README.md

Signed Hardware Multiplier

This repository contains a synthesizable SystemVerilog implementation of a signed 2's complement hardware multiplier, along with its testbench and schematic to better understand its architecture. The two main components are the Control Unit (CU) and the Datapath.

How to Run the Testbench

The testbench for the multiplier is located at tb/tb_signed_mul.sv. You can adjust the test size (i.e., the number of input stimuli) by modifying the test_size variable within the testbench.

Note: If you change the test_size variable, ensure you also update the runtime in scripts/simulate.tcl. Set the runtime to 0.7 * test_size to ensure proper simulation execution.

Execute the following instructions to simulate the design:

1. Open the ModelSim terminal.
2. Navigate to the signed_mul/ directory:

   cd signed_mul/
   

3. Run the testbench script using the following command:

   do ./scripts/simulate.tcl
   

Architecture

The architecture of the multiplier is seen in the following figure:

The multiplier is composed of the following components:

• multiplier_reg, pp_upper_reg, pp_lower_reg: 32-bit shift registers
• multiplicand_reg: standard 32-bit register
• mux
• adder/subtractor unit
• CU

We can also see the FSM graph of the control unit here:

The role of each state is explained in the following:

1. wait_state: None of the registers are loaded in this state, which reduces switching activity.

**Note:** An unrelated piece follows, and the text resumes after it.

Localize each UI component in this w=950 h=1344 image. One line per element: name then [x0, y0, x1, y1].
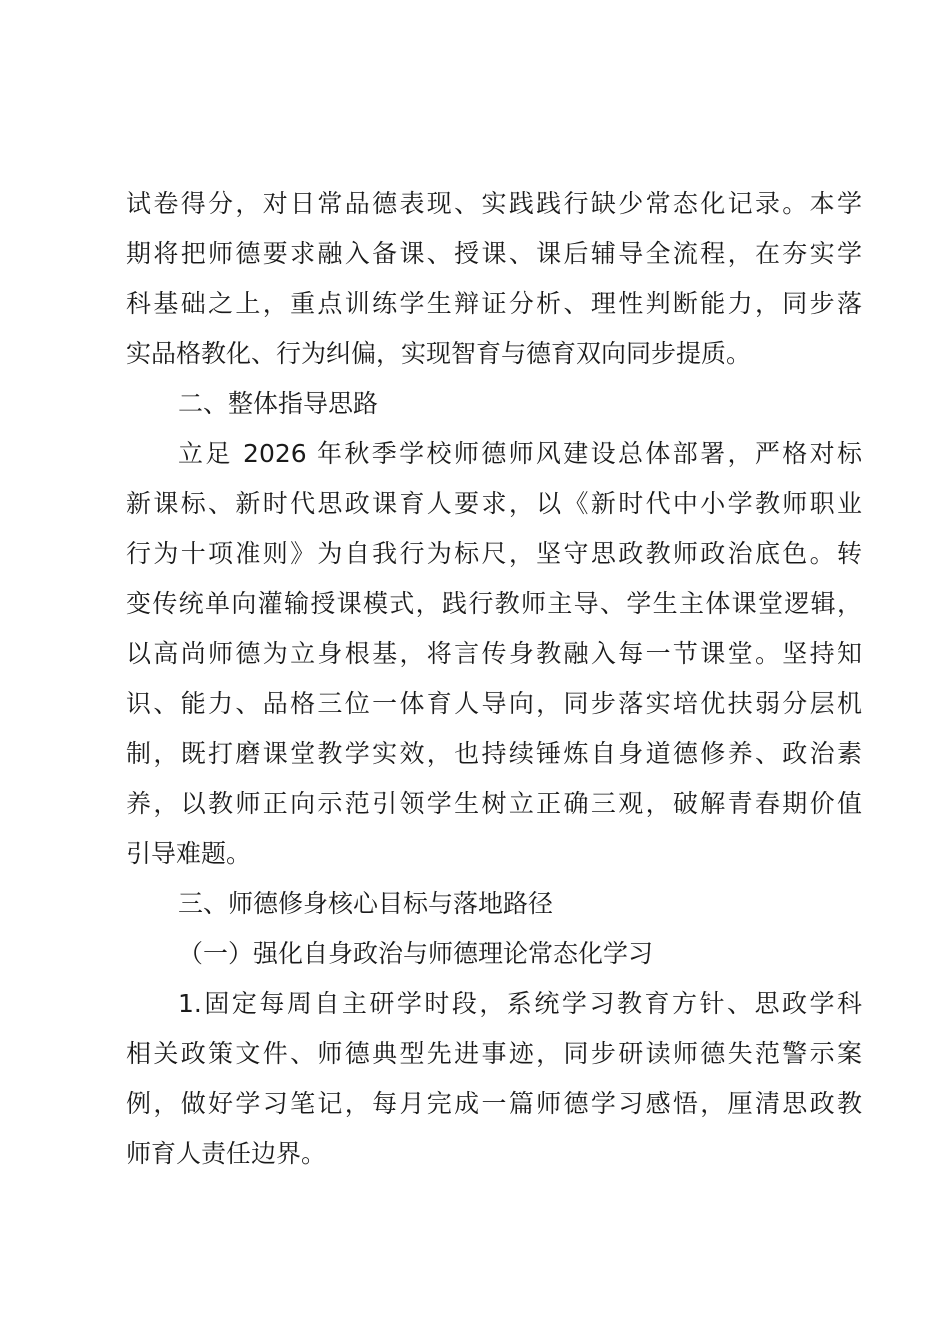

It waits for the start to be asserted.
2. load: When start is asserted, the multiplier and multiplicand registers are loaded with the two operands of the multiplication operation. The two partial product registers are set to 0, and the next state is shift.
3. shift: In this state the addition (or subtraction in the last cycle) operation takes place, we either add the multiplicand or 0 to the partial product, depending on the LSB of the multiplier. During the multiplication the state alternates between shift and load_pp after one clock cycle.
4. load_pp: After adding the partial product with the multiplicand or 0, it needs to be shifted by one bit to the right, which is why we need this state. After the shift we go back to shift. Since the operands are 32-bit, the multiplier requires 32 shifts. Each shift is followed by an addition, which takes an additional clock cycle. Therefore, the total number of clock cycles is 64.